I am trying to get twitter popular tags using apache spark and scala. I am able to print the hashtags but when I start to count the hashtags using reduce function I am getting the following error
network.ConnectionManager: Selector thread was interrupted!
I am adding the code over here. Please help me to resolve this issue.
import java.io._
import org.apache.spark.streaming.{Seconds, StreamingContext}
import StreamingContext._
import org.apache.spark.SparkContext._
import org.apache.spark.streaming.twitter._
object TwitterPopularTags {
def main(args: Array[String]) {
val (master, filters) = (args(0), args.slice(5, args.length))
// Twitter Authentication credentials
System.setProperty("twitter4j.oauth.consumerKey", "****")
System.setProperty("twitter4j.oauth.consumerSecret","****")
System.setProperty("twitter4j.oauth.accessToken", "****")
System.setProperty("twitter4j.oauth.accessTokenSecret", "****")
val ssc = new StreamingContext(master, "TwitterPopularTags", Seconds(10),
System.getenv("SPARK_HOME"), StreamingContext.jarOfClass(this.getClass))
val tweets = TwitterUtils.createStream(ssc, None)

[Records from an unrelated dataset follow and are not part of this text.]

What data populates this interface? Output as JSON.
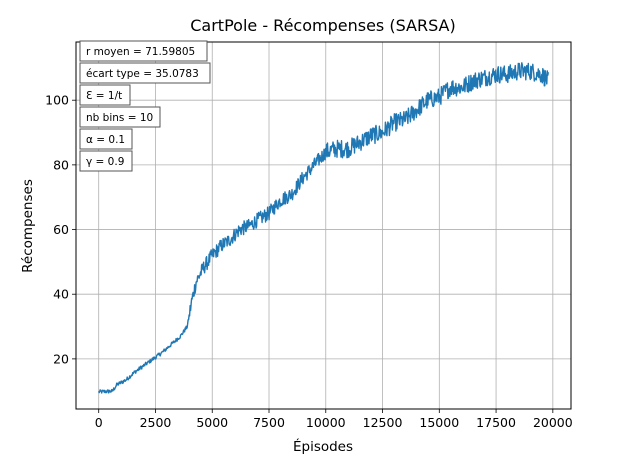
{
  "chart_data": {
    "type": "line",
    "title": "CartPole - Récompenses (SARSA)",
    "xlabel": "Épisodes",
    "ylabel": "Récompenses",
    "xlim": [
      -1000,
      20800
    ],
    "ylim": [
      4.5,
      118
    ],
    "grid": true,
    "x_ticks": [
      0,
      2500,
      5000,
      7500,
      10000,
      12500,
      15000,
      17500,
      20000
    ],
    "x_tick_labels": [
      "0",
      "2500",
      "5000",
      "7500",
      "10000",
      "12500",
      "15000",
      "17500",
      "20000"
    ],
    "y_ticks": [
      20,
      40,
      60,
      80,
      100
    ],
    "y_tick_labels": [
      "20",
      "40",
      "60",
      "80",
      "100"
    ],
    "series": [
      {
        "name": "SARSA",
        "color": "#1f77b4",
        "x": [
          0,
          600,
          800,
          1200,
          1600,
          2000,
          2400,
          2800,
          3200,
          3600,
          3900,
          4100,
          4300,
          4600,
          5000,
          5400,
          5800,
          6200,
          6600,
          7000,
          7500,
          8000,
          8500,
          9000,
          9500,
          10000,
          10500,
          11000,
          11500,
          12000,
          12500,
          13000,
          13500,
          14000,
          14500,
          15000,
          15500,
          16000,
          16500,
          17000,
          17500,
          18000,
          18500,
          19000,
          19500,
          19800
        ],
        "values": [
          9.8,
          10,
          12,
          13.5,
          16,
          18,
          20,
          22,
          24.5,
          27,
          30,
          38,
          44,
          48,
          52,
          55,
          57,
          60,
          61,
          63,
          65,
          69,
          71,
          76,
          80,
          84,
          85,
          85,
          87,
          89,
          90,
          93,
          94,
          97,
          100,
          101,
          104,
          104,
          106,
          107,
          108,
          108,
          109,
          109,
          108,
          106
        ]
      }
    ],
    "annotations": [
      "r moyen = 71.59805",
      "écart type = 35.0783",
      "Ɛ = 1/t",
      "nb bins = 10",
      "α = 0.1",
      "γ = 0.9"
    ]
  }
}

val statuses = tweets.map(status => status.getText())
val words = statuses.flatMap(status => status.split(" "))
val hashTags = words.filter(word => word.startsWith("#"))
val counts = hashTags.map(tag => (tag, 1))
.reduceByKeyAndWindow(_ + _, _ - _, Seconds(60 * 5), Seconds(10))
counts.print()
ssc.start()
ssc.awaitTermination()
}
}
[error] (run-main) java.lang.AssertionError: assertion failed: The checkpoint directory has not been set. Please use StreamingContext.checkpoint() or SparkContext.checkpoint() to set the checkpoint directory. java.lang.AssertionError: assertion failed: The checkpoint directory has not been set. Please use StreamingContext.checkpoint() or SparkContext.checkpoint() to set the checkpoint directory. at scala.Predef$.assert(Predef.scala:179) at org.apache.spark.streaming.dstream.DStream.validate(DStream.scala:181) at org.apache.spark.streaming.dstream.DStream$$anonfun$validate$10.apply(DStream.scala:227) at org.apache.spark.streaming.dstream.DStream$$anonfun$validate$10.apply(DStream.scala:227) at scala.collection.immutable.List.foreach(List.scala:318) at org.apache.spark.streaming.dstream.DStream.validate(DStream.scala:227) at org.apache.spark.streaming.DStreamGraph$$anonfun$start$3.apply(DStreamGraph.scala:47) at org.apache.spark.streaming.DStreamGraph$$anonfun$start$3.apply(DStreamGraph.scala:47) at scala.collection.mutable.ResizableArray$class.foreach(ResizableArray.scala:59) at scala.collection.mutable.ArrayBuffer.foreach(ArrayBuffer.scala:47) at org.apache.spark.streaming.DStreamGraph.start(DStreamGraph.scala:47) at org.apache.spark.streaming.scheduler.JobGenerator.startFirstTime(JobGenerator.scala:114) at org.apache.spark.streaming.scheduler.JobGenerator.start(JobGenerator.scala:75) at org.apache.spark.streaming.scheduler.JobScheduler.start(JobScheduler.scala:67) at org.apache.spark.streaming.StreamingContext.start(StreamingContext.scala:410) at TwitterPopularTags$.main(TwitterPopularTags.scala:77) at TwitterPopularTags.main(TwitterPopularTags.scala) at sun.reflect.NativeMethodAccessorImpl.invoke0(Native Method) at sun.reflect.NativeMethodAccessorImpl.invoke(NativeMethodAccessorImpl.java:57) at sun.reflect.DelegatingMethodAccessorImpl.invoke(DelegatingMethodAccessorImpl.java:43) at java.lang.reflect.Method.invoke(Method.java:606) [trace] Stack trace suppressed: run last compile:run for the full output. 14/11/07 20:07:43 INFO dstream.NetworkReceiver$BlockGenerator: Block pushing thread interrupted 14/11/07 20:07:43 INFO network.ConnectionManager: Selector thread was interrupted! java.lang.RuntimeException: Nonzero exit code: 1 at scala.sys.package$.error(package.scala:27) [trace] Stack trace suppressed: run last compile:run for the full output. [error] (compile:run) Nonzero exit code: 1 [error] Total time: 41 s, completed Nov 7, 2014 8:07:43 PM
This is the error I am getting while trying to run the above code.